The majority of the studies, therefore, suggests that zinc does not have a positive influence on the weight or food intake of the patients [22, 26, 31, 32].

Dermatitis

In the high-quality study by Lin et al. [25], positive effects of zinc supplementation on dermatitis were found: dermatitis appeared earlier and was more severe in the placebo arm. Only patients with head and neck cancer were included and further studies are needed to check replicability and possible generalization. The reduction of skin inflammation could be seen as a model correlating to the discussion about mucositis above.

Survival

Since the study by Sangthawan et al. [33] was methodologically well done, it can be concluded that zinc does neither have a positive influence nor harms the patient (see also adverse events). The results of the study by Lin et al. [35] can only be generalized to a very limited extent, since many analyses were calculated for very specific subgroups. The extent to which they were comparable and the size they comprised remains unclear. Concerning the study by Lin et al. [34], similar methodological deficits have to be stated.

Overall, the data from the studies of larger samples rather speak against an effect of zinc on overall or disease-free survival. However, this might vary for special subgroups, like for patients with concurrent chemotherapy or nasopharyngeal carcinoma in the III or IV stage.

Quality of life and fatigue

None of the three RCTs that examined patients' quality of life found significant results [20, 31, 32]. The positive changes of taste, pain, and oral discomfort did make no impact on QoL.

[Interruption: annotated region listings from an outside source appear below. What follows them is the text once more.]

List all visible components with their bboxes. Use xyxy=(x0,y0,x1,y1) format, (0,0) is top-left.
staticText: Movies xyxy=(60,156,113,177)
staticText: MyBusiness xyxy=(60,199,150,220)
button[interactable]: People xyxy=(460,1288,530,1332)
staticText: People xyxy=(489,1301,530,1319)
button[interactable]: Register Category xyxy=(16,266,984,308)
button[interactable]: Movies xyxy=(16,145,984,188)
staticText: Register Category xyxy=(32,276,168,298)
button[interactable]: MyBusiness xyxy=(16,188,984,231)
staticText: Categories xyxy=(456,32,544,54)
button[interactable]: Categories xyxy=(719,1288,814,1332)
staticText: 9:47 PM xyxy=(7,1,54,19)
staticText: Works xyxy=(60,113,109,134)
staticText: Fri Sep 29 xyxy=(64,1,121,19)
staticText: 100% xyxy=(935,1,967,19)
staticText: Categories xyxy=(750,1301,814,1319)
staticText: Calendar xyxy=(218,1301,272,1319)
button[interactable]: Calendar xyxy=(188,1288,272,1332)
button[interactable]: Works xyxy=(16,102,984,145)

Moreover, the study by Ribeiro et al. [32] assessed the effects of zinc on fatigue and found no differences between the study arms.

Adverse events

The systematic study of side effects did not reveal any significant differences between the groups in the majority of the studies [22, 25, 28, 33, 37]. Only Halyard et al. [31] reported a more frequent occurrence of moderate and severe dysphagia in the zinc arm, but they gave no information on the exact duration of the intervention until the side effects occurred. Furthermore, the results of this study are contradicting regarding dysphagia and body weight.

All in all – also taking together the studies that reported side effects without systematic assessment – only a few adverse events are described with respect to zinc, which seem to be rather mild and are equal to symptoms in the control group even with a higher dose of zinc.

Limitations of this work

There are some limitations of this systematic review which have to be mentioned. First, we excluded studies concerning children or teenager and only analysed studies with adult patients. Second, only studies in English or German language were included. This means that the search for zinc in connection with the treatment of cancer can still be expanded in further research.

Besides, we did not conduct a meta-analysis. The main reason for this was the great heterogeneity of the included studies. In fact, they examined very different cancer types, interventions and endpoints. In addition, the subgroups were small. Moreover, there are only small studies with more or less high risk of bias. Only one radio-protection study provided a statistical planning and had a sufficient number of participants. Since the quality of a meta-analysis would have suffered under the points mentioned, it was decided to summarize the studies in review form.

Conclusion

Zinc substitution is able to help in protection against radiotherapy-induced inflammation of oral and oropharyngeal mucosa. No improvement is given in cases of mucositis due to chemotherapy. We have registered trends to less loss of taste and dry mouth during radiotherapy as well as mucositis-related oral pain. Zinc has no impact on the survival of tumour patients, e.g. it will not decrease the effect of basis anti-cancer therapy. For further research, a stringent planning of high-quality RCT’s with adequate numbers of participants and a comprehensive reporting of outcomes is needed.